F20 Black Atlantic: Resources, Pedagogy, and Scholarship on the 18th Century Black Atlantic

Week 5 Reflection: Questions about Archiving

Siobhan Mei's Feminist Translation Matters: Reading Fashion Materiality and Revolution in the English Language Translations of Marie Chauvet's La Danse sur volcan" details the many ways Haitian women resisted materially in the pre-revolutionary period in Haiti. Marie Chauvet's Dance on the Volcano chronicles the life of a free woman of color who is assimilated onto the stage because of her gifted singing ability. Her positionality is fraught because although she is free, she is still victim to the caste system of Haiti that divides the enslaves from the free people of color from the various classes of white French people. One of the persistent themes through the text is the ways women specifically resisted through materiality and consumption around sumptuary laws. The women in Dance on the Volcano wore elaborate headscarfs, jewels on their feet and other body adornments to ironically comment on the laws that required they cover their hair or go barefoot.

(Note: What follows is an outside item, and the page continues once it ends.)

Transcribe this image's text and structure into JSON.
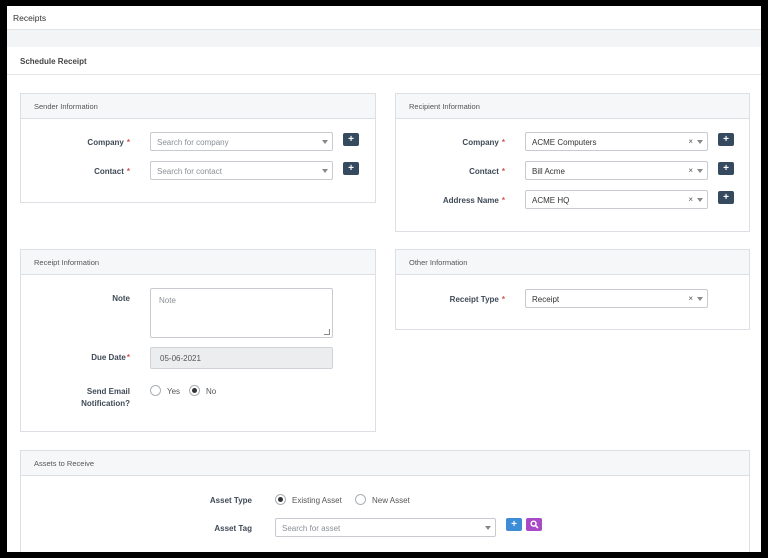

This form of resistance is interesting to me, but I also wonder where it falls short - especially when it comes to the archive. The fashion is a bodily performance and it consists of the material. Materials, as they are conceptualized by Chauvet, are a discourse of power. However, in the novel, it is quite tenuous because the power discourse over clothes or materiality is constantly being battled by a group that is perpetually underclassed. It is a temporary resistance - but a resistance none-the-less.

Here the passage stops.